Lack of Diversity = Poorer Financial Performance
If you’ve received decent Diversity and Inclusion training, you know this fact: companies with more diverse workforces and more diversity in the C-Suite perform better financially. And new report from McKinsey & Company underscores this fact yet again.
But sadly, the message doesn’t seem to be getting through to corporate leadership, especially in the US. The reality is that 97% of American companies have senior leadership that fails to reflect the demographics of the available workforce. The UK is only slightly better, with 78% failing to reflect.

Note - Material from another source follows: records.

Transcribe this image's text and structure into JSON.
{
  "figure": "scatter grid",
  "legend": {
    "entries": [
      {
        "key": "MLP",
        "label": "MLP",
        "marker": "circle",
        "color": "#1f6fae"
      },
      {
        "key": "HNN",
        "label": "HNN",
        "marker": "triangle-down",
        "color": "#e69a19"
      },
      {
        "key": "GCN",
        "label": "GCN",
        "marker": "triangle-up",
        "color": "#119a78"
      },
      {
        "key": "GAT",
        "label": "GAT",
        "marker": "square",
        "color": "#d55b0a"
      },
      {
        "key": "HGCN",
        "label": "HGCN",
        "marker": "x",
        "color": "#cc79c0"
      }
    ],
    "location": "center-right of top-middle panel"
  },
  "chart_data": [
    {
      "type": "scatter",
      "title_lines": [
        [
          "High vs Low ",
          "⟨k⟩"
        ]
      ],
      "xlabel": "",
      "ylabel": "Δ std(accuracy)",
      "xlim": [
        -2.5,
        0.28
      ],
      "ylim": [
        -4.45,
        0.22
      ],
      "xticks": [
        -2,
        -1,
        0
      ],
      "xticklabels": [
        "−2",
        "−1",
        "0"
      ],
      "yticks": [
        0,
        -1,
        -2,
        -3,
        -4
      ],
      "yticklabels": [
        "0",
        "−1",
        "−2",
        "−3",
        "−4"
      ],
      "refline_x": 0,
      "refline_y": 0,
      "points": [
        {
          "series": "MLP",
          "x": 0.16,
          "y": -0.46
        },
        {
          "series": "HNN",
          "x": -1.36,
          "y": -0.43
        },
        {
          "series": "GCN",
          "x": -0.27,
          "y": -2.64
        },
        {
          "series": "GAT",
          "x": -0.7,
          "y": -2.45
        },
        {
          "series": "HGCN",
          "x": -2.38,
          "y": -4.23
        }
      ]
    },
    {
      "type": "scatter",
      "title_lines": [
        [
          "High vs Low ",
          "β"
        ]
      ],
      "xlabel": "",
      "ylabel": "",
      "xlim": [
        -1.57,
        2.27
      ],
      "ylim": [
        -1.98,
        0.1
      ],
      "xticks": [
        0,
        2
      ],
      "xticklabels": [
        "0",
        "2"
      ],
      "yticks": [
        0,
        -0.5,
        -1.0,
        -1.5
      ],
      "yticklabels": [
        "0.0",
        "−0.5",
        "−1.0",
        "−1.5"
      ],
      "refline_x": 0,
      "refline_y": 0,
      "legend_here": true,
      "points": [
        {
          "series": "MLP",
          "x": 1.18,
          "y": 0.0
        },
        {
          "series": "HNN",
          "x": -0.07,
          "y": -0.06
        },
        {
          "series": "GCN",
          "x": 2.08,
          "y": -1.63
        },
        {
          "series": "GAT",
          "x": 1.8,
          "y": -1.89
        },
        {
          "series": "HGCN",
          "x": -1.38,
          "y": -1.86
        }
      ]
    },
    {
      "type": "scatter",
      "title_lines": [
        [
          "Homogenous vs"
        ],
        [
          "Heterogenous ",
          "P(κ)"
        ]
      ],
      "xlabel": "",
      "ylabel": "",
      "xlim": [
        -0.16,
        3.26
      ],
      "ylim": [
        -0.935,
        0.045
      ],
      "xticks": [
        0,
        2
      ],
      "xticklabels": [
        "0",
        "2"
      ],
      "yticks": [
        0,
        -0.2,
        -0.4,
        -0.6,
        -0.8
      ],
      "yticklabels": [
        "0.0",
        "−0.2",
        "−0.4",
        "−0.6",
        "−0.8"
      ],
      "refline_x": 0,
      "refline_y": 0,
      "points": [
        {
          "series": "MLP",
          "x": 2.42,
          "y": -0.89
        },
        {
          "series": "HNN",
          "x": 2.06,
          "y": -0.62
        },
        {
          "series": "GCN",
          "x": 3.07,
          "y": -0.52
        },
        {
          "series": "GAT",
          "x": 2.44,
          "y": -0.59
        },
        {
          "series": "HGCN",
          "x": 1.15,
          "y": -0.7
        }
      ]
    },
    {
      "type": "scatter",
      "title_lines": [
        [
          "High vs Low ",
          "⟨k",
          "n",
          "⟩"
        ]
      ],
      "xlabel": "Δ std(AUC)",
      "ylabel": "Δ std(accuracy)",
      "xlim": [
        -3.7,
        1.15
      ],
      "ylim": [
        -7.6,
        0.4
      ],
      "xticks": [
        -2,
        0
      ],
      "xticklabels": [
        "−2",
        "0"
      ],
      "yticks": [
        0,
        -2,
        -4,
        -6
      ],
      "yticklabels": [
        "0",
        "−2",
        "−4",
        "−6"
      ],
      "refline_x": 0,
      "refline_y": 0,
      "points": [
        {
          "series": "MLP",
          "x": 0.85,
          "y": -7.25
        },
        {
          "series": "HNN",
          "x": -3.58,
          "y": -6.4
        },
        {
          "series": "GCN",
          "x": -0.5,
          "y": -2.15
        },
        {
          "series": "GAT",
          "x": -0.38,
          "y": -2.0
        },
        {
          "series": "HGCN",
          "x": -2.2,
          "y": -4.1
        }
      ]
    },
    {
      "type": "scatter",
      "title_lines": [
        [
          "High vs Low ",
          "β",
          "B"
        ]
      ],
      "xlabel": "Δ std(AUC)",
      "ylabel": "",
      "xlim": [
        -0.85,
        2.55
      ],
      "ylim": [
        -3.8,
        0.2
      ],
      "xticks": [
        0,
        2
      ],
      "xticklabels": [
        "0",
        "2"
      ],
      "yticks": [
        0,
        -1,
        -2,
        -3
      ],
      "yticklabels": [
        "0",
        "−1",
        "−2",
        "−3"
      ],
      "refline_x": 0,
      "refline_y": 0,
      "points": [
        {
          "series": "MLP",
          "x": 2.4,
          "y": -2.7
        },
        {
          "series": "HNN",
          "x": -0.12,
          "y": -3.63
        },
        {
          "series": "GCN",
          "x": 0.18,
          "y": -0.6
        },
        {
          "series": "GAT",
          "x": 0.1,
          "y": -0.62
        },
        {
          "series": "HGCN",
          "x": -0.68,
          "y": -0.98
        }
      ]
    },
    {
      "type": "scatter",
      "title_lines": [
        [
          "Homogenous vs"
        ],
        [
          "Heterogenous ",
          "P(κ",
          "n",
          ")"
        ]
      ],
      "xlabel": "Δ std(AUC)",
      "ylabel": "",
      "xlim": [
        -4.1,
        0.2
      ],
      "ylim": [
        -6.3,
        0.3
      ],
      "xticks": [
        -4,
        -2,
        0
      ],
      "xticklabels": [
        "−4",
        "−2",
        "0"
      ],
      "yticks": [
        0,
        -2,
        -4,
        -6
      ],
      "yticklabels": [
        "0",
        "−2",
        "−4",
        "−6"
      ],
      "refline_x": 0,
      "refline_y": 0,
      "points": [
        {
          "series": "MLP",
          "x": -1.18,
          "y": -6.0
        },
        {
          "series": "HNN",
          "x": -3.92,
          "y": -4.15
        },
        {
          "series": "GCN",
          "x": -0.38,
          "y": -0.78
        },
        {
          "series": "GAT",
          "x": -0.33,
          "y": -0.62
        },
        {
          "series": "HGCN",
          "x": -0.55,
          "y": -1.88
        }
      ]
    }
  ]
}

What’s Going On? Human nature. As a species we are fundamentally tribal; we hang out and do business with those who are members of our tribe. This tribalism is in our DNA and goes all the way back to our hunter-gatherer pre-history. And for eons it worked well; it assured the survival of our tribes, even in the face of devastating onslaughts by other tribes.
But today, the fact is all of the world’s tribes are taking part in the global business community. Savvy leaders get the business case for valuing and leveraging diversity: they make more money when they do. But, it takes effort and a willingness to respect and trust those who are not of our tribe. And so, in the face of overwhelming anounts of work, responsibilities and deliverables, we take the easy route and keep working with those of our tribe and unconsciously exclude those who are different.
If you want better financial performance, one place to start is with respect for others who are different from you. It makes good business sense.